Das unberechtigte Abstellen von Fahrzeugen auf einem privaten Stellplatz – im entschiedenen Fall ging es um einen Kundenparkplatz – sei eine Besitzstörung beziehungsweise eine teilweise Besitzentziehung. Diese dürfe der Besitzer der Parkflächen im Wege der Selbsthilfe beenden, indem er das Fahrzeug abschleppen lasse. Hierfür dürfe er auch schon im Vorfeld eines Parkverstoßes ein darauf spezialisiertes Unternehmen beauftragen. Die entstandenen Abschleppkosten müsse der Falschparker erstatten. Allerdings nur, soweit die Kosten in einem adäquaten Zusammenhang mit dem Parkverstoß stehen.

Dazu gehören nach Ansicht des V. Zivilsenates des Bundesgerichtshofes (BGH) neben den reinen Abschleppkosten auch die zur Vorbereitung des Abschleppvorgangs notwendigen Kosten. Nicht zu erstatten seien hingegen die Kosten für die Bearbeitung und außergerichtliche Abwicklung des Schadensersatzanspruchs des Besitzers, da diese nicht unmittelbar der Beseitigung der Störung dienten. Auch Kosten für die Überwachung der Parkflächen im Hinblick auf unberechtigtes Parken müsse der Falschparker nicht ersetzen; ihnen fehle der Bezug zum konkreten Parkverstoß.

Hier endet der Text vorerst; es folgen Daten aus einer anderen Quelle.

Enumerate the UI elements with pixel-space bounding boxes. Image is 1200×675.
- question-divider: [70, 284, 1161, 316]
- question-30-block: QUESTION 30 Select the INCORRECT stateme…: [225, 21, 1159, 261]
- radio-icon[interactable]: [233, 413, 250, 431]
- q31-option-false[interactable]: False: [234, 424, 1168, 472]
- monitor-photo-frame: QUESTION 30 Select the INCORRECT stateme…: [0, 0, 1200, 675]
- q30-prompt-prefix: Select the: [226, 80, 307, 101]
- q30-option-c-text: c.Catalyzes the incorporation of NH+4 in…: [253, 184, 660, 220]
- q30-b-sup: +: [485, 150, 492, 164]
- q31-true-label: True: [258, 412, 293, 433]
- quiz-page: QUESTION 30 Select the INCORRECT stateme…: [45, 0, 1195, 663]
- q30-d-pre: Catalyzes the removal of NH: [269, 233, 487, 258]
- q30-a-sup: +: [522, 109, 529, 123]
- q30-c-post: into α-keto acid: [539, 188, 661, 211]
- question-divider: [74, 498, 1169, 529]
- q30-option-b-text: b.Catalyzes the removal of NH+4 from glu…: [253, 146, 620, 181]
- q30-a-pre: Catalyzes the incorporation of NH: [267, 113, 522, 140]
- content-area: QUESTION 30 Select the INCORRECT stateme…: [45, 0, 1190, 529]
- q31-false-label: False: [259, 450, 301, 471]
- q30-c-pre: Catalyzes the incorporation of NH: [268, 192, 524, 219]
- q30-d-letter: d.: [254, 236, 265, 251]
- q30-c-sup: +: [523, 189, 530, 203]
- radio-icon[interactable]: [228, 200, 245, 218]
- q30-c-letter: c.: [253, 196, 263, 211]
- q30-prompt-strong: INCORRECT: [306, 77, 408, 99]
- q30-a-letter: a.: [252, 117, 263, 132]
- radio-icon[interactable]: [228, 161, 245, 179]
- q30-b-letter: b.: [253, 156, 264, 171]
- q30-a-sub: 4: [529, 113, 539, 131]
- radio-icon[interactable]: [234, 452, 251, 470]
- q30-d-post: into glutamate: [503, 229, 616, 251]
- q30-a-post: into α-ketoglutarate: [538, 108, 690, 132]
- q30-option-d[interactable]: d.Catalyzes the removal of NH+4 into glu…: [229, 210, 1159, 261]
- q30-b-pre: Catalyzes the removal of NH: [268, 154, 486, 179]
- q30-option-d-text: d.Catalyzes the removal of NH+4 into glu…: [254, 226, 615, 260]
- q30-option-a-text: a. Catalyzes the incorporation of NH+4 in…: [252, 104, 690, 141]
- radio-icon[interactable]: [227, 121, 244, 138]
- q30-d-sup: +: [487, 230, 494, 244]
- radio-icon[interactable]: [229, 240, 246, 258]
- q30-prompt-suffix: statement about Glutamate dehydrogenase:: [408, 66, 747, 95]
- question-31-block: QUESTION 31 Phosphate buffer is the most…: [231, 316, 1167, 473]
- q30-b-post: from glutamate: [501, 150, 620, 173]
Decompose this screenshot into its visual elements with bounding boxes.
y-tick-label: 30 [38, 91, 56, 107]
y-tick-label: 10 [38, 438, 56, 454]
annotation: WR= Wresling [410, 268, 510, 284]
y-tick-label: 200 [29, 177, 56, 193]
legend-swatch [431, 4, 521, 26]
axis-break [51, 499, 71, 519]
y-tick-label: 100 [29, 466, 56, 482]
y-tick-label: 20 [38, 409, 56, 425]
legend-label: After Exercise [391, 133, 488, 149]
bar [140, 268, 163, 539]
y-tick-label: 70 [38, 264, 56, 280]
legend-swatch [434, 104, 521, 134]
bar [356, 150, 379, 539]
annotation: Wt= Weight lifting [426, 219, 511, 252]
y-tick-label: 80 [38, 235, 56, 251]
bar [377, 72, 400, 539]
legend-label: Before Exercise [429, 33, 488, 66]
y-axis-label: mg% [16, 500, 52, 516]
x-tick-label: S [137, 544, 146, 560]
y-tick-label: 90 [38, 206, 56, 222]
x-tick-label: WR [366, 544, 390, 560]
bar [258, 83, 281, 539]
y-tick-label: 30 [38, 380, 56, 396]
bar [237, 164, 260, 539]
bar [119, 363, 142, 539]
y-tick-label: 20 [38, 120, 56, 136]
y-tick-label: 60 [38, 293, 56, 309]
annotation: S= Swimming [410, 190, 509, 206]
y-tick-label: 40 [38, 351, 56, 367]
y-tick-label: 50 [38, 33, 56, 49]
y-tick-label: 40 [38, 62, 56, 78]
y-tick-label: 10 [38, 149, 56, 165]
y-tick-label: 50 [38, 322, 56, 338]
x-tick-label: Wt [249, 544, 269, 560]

Die Ersatzpflicht des Falschparkers werde zudem durch das Wirtschaftlichkeitsgebot begrenzt. Er habe nur die Aufwendungen zu erstatten, die ein verständiger und wirtschaftlich denkender Mensch machen würde. Maßgeblich ist nach Ansicht der Karlsruher Richter, wie hoch die ortsüblichen Kosten für das Abschleppen und die unmittelbar mit der Vorbereitung des Abschleppvorgangs verbundenen Dienstleistungen sind. Regionale Unterschiede seien hierbei zu berücksichtigen (Urt. v. 04.07.2014, Az. V ZR 229/13).